Ryan Avent on the role of financial journalists:
There is a growing sense of despair among some economic writers that policymakers will not do much more to bolster the flagging global recovery. And critics who note the limits of policy intervention have a bit of a point—not all of the shortfall in demand and employment can be fixed by government intervention. But much of it can be and should be. And if it isn't, that's not because we lack the ability to conceive of helpful policies. It's because policymakers are unwilling to do what they should be doing.
It's not the job of the economics journalist to take that as a given and declare that America will have to muddle through. It's their job to correctly identify the problem, and name the names of those causing it.

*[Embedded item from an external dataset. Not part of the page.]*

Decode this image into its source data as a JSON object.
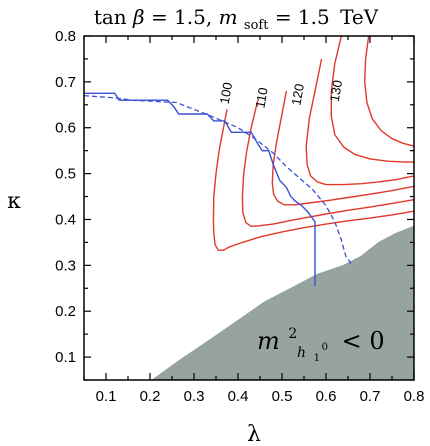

By "economic writers," I assume Ryan is talking mostly about columnists and pundits here. And he's right that it does, in fact, look as though political realities will prevent any serious additional government intervention to stimulate the economy. Those political realities include White House advisors who seem unsure what to do, a president who's unwilling to speak up forthrightly about the mess we're in, and a Republican Party that's either deep in the ditch of 19th century economic principles or else figures its best chance to regain power is to make sure the economy stays in the tank. Or both. It's hard to say without being able to read minds.
But while columnists certainly have a responsibility to explain political realities to their readers, they have an even stronger responsibility to explain the economic realities as they see them. If they legitimately think there's nothing more that can be done, fine. But if they don't, they shouldn't use politics as a cover for throwing up their hands. The federal government can't wave a magic wand and make everything OK, but there are still plenty of things left in its armory. We don't have to accept 8-10% unemployment for the next four years if we don't want to.